8. The hospital internal control evaluation device based on multi-modal data fusion, characterized in that, The method for performing hospital internal control evaluation based on multimodal data fusion as described in any one of claims 1-7 includes the following features: Data acquisition module: Acquires semantic analysis text, medical image sequences, and asset operation log streams generated by target assets within a continuous time window within the hospital; Text analysis module: Performs dependency parsing on the semantically analyzed text, identifies text components, extracts asset identifiers, action type words, and numerical object words, and combines them into semantic feature triples; Image analysis module: Performs inter-frame difference operation on the medical image sequence, calculates the absolute value of the gray level difference between two adjacent frames and marks the corresponding pixel positions as changed pixels, counts the total number of changed pixels and the centroid coordinates of the spatial distribution in each frame and constructs an image feature vector sequence; Log analysis module: Performs inflection point detection operation on the asset operation log stream, traverses the numerical sequence in the log stream, records the inflection points of the values, and calculates the mean, maximum and minimum values of the values in each interval, taking the interval between adjacent inflection points as the unit, and forms a log feature sequence; Multimodal matching module: Matches the operation time indication in the semantic feature triple with the timestamps of each frame in the image feature vector sequence, and at the same time matches it with the time boundaries of each interval in the log feature sequence to establish a multimodal feature table; The difference calculation module reads a standard feature table that matches the target asset model from a preset standard feature library, compares the multimodal feature table with the standard feature table, calculates the absolute difference between the actual feature value and the standard feature value in each cell, and accumulates them to obtain the total difference score.
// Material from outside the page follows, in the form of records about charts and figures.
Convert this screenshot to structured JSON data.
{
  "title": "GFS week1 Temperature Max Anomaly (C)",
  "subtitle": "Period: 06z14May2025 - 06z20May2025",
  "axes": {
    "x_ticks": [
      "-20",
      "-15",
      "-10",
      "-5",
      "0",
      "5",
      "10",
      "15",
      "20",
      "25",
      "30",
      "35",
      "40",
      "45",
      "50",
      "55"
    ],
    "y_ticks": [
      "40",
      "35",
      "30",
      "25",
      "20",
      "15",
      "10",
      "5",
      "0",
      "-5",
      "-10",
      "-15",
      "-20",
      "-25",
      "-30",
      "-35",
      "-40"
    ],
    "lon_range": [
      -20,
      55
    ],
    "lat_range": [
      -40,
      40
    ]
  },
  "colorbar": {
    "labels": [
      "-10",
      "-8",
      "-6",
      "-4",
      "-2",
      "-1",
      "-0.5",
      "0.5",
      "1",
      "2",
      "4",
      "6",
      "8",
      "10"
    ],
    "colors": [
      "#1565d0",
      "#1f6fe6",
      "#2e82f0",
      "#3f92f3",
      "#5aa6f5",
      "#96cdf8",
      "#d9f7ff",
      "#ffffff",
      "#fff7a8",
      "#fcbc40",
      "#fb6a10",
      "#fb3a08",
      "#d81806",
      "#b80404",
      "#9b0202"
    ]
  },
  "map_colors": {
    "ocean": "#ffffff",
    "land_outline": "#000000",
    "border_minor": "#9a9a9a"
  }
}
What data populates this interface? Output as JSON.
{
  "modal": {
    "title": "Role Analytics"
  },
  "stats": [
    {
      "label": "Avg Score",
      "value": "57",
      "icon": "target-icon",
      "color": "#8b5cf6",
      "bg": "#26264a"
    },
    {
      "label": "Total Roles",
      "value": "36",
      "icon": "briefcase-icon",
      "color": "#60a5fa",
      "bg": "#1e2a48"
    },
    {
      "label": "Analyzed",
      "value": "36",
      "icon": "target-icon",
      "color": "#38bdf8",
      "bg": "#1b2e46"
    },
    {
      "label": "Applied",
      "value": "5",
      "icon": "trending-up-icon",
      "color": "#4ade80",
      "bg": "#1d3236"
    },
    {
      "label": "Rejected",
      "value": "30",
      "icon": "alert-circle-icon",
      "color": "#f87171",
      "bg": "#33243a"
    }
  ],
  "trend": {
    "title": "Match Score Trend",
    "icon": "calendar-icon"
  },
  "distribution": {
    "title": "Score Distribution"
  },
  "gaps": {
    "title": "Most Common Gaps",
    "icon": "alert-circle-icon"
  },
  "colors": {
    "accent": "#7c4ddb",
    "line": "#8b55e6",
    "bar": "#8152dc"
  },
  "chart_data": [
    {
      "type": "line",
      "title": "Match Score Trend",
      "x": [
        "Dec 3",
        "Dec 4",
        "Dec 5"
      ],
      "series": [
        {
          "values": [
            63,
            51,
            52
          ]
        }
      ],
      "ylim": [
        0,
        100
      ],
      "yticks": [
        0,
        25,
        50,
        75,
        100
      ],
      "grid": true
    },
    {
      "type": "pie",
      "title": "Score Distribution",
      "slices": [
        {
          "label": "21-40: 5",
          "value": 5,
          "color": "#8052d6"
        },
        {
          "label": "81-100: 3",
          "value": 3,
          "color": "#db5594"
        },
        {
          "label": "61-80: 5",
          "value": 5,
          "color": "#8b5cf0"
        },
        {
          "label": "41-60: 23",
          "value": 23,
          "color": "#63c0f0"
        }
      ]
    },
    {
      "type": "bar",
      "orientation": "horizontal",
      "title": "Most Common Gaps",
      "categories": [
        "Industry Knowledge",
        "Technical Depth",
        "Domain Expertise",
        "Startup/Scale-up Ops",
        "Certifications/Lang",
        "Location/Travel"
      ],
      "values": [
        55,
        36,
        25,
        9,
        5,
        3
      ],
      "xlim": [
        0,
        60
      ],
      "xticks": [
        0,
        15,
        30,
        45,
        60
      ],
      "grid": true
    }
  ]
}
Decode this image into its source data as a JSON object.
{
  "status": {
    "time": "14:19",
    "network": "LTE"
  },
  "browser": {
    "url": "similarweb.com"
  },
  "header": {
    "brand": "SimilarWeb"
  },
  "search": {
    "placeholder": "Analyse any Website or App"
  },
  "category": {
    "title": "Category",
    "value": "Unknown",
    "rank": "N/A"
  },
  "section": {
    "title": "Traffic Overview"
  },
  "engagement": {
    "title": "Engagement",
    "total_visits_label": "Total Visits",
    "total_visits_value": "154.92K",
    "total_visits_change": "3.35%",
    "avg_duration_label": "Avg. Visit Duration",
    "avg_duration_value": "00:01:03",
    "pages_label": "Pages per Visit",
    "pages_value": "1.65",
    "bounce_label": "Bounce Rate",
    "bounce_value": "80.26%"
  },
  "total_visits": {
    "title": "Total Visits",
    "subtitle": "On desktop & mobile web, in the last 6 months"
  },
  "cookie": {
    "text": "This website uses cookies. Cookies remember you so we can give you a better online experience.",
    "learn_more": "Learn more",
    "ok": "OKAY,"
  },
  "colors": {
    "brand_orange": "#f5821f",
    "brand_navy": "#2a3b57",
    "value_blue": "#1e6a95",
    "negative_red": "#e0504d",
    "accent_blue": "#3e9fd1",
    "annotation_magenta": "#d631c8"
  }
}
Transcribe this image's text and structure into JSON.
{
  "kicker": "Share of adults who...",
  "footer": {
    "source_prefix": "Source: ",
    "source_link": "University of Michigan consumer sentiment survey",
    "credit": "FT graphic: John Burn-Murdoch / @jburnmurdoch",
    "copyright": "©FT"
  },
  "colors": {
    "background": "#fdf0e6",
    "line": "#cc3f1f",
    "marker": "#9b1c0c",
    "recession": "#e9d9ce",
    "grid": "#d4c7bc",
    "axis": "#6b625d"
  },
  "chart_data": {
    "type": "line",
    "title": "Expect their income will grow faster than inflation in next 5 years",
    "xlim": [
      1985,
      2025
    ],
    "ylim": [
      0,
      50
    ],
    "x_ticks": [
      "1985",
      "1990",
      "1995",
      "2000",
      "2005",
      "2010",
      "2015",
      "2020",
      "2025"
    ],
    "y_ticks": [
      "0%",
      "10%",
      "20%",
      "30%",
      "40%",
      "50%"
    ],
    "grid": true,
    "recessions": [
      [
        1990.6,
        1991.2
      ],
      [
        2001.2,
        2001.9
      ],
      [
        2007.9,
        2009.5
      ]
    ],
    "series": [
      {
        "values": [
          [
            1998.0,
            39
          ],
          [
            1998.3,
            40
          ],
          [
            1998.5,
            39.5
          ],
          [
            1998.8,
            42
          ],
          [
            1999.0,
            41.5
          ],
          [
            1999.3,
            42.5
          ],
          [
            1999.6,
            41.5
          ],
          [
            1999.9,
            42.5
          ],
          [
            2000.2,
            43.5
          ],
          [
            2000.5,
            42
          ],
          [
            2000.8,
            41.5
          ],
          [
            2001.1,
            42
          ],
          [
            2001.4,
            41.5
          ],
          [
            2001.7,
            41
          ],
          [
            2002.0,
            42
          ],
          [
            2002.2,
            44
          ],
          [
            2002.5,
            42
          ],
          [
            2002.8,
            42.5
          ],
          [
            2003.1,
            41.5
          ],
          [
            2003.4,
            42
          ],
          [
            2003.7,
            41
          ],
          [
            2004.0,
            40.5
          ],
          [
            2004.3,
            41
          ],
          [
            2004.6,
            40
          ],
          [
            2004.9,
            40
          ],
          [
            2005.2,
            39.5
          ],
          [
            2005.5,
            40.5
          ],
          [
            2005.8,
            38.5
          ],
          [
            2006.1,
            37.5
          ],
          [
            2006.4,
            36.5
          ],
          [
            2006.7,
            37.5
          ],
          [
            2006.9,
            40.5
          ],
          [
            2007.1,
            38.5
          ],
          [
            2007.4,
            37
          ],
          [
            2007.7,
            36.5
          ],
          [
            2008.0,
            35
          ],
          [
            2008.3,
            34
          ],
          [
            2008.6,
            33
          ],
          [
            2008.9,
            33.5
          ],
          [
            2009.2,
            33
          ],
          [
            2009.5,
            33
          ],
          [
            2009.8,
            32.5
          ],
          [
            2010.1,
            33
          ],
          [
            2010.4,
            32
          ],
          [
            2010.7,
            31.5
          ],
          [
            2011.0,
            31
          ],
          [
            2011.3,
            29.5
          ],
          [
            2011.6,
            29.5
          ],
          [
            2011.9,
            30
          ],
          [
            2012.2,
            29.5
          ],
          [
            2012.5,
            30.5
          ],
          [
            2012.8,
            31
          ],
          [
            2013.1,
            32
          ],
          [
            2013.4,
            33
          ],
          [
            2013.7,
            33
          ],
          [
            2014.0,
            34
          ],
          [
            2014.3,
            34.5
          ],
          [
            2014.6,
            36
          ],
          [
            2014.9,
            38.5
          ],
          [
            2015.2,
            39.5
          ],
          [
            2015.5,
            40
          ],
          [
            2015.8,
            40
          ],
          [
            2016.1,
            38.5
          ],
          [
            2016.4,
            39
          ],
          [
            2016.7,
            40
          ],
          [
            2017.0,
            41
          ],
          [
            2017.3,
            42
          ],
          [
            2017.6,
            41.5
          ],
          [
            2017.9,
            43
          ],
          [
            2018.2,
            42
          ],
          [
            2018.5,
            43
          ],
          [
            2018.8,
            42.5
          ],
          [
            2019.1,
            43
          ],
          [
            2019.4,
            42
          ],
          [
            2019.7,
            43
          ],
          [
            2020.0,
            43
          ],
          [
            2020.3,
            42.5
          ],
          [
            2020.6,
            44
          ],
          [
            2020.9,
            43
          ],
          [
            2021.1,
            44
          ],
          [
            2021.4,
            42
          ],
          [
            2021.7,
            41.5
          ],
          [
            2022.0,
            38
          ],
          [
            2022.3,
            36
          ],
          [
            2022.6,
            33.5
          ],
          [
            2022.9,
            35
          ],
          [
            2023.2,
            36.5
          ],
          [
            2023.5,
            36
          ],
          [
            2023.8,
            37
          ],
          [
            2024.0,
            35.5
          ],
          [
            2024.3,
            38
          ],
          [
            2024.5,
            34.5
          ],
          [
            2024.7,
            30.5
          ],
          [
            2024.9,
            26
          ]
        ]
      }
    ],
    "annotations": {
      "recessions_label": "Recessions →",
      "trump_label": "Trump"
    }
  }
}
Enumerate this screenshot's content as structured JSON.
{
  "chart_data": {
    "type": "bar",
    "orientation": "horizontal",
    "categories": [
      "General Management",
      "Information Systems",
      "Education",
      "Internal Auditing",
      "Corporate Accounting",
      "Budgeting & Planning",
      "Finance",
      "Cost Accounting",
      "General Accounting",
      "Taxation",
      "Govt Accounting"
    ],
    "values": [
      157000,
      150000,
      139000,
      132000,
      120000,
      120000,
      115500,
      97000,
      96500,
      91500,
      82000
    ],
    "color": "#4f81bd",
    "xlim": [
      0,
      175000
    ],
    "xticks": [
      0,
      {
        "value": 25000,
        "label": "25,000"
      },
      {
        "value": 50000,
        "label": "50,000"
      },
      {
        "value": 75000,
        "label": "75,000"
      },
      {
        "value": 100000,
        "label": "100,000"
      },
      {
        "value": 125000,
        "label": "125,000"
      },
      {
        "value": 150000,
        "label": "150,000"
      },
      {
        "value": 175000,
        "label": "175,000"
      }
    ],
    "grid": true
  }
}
Risk assessment module: Based on the preset score range to which the total difference score belongs, output the risk level of the target asset and generate operation instructions for the target asset.

9. A hospital internal control evaluation system based on multi-modal data fusion, characterized in that, include: One or more processors; A memory having stored one or more programs that, when executed by one or more processors, cause the one or more processors to implement the hospital internal control evaluation method based on multimodal data fusion according to any one of claims 1 to 7.